Sure, Apple may spend millions on pristine facilities with perfect rows and custom-made racks that perfectly fit each and every prototype and lining them up in orderly perfection, and then lock it down in fortress-level security so no one ever, ever sees it (unless Apple choses to place a well-staged photo in a keynote presentation for the press). But they are R&D, and very small prototype runs for concept testing and verification. Pegatron and Foxconn however, are in the business of production... inexpensive, voluminous mass production, using laborers that are paid amounts which wouldn't earn them a rented closet to sleep in if they were paid the equivalent amount in a more developed nation.

That means they are going to use methods which work for them, and work quickly. The production lines aren't going to look clean and pristine enough to do surgery in, and the testing racks are probably gonna look a lot like the one in the leaked picture.

And sorry to tell you this, but, the picture is realistic, and also reflects the results. Remember the Quality Control debacles that plagued the iPhone 5 at launch? Scuffs, buttons that didn't line up? Yeah... that's Pegatron and Foxconn's handiwork. One could say what Apple should be INCAPABLE of producing such large amounts of problematic hardware, because of their attention to detail. But again... it's not Apple that is ultimately producing the phones. And when you're told to churn out millions and millions of phones in short order to satisfy people waiting in line, that's what you're gonna get.

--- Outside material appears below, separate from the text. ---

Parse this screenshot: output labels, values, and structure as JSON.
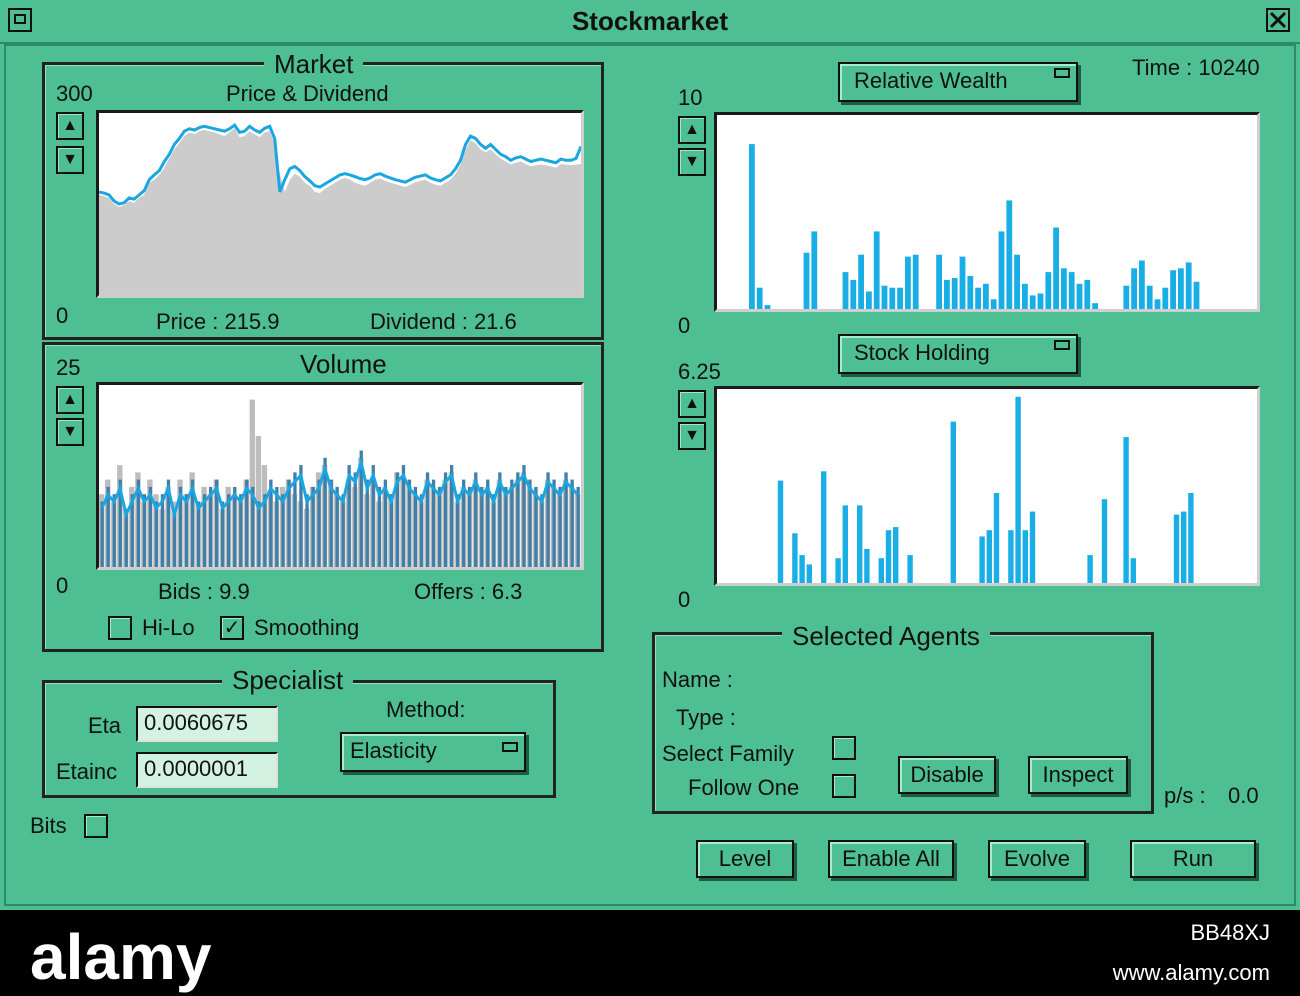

Could Apple demand that Foxconn and Pegatron make more perfect, more sterile, more OCD-satisfying facilities? Maybe. But guaranteed your iPhone will cost at least 3 times more, and there would be lot fewer of them available for sale.

Is the picture that of a bunch of iPhone 5Cs? I don't know. But I can say that it is very accurate of how manufacturers under contract test their products. If that doesn't fit with your fairy tale visions of how your precious Apple products should be nurtured with white gloves from production line to box, then I'm sorry to burst your bubble.

Great post
 
Some of you people I think have the wrong idea about this company (Apple).

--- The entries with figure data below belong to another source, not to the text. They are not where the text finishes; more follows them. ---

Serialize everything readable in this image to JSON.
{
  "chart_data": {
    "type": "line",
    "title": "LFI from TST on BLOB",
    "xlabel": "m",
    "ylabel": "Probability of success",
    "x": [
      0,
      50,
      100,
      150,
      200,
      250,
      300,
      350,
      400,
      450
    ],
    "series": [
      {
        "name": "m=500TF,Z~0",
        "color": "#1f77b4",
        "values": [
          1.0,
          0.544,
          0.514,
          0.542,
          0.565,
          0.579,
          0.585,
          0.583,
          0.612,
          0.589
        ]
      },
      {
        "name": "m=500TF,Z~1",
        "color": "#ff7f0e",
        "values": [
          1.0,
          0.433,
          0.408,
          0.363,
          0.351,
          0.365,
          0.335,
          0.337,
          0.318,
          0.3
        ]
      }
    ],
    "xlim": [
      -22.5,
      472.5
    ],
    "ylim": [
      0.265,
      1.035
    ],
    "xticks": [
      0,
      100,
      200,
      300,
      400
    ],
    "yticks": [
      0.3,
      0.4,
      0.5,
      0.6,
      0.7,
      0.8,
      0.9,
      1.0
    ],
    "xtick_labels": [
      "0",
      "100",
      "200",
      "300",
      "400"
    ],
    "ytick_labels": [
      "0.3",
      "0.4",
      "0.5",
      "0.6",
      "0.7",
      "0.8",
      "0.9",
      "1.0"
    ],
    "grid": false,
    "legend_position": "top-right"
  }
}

It's like you think just because they look so perfect on the outside, that every single aspect about them MUST be the same way, when in reality, it probably is not...

For example (different company) let's take the US Air Force. Many I'm sure would like to believe that because the way them present themselves to the public is professional and clean/neat, everything must be that way because it's the military, right?

NO!

You'd probably crap bricks if you knew how far from the truth that line of thinking is. I will not go into detail, but I'm telling you based on first hand knowledge that it isn't as squeeky clean as you're led to believe LOL...

Some people are putting way too much stock into a company's "front" and honestly, it's pretty ridiculous. As if any of this even MATTERS whatsoever.

You'll get your phone when it ships. Beyond that, who cares about what one testing rack in one picture looks like? I'm sure it's how they've been operating since they started making phones, so who cares.
 
possibly because they are testing the behavior of variety of non-apple plugs and cables (not necessarily the phone itself).

.

Not sure you would do that kind of testing on a new design. Unless you are specifically testing the non apple plugs on that specific phone.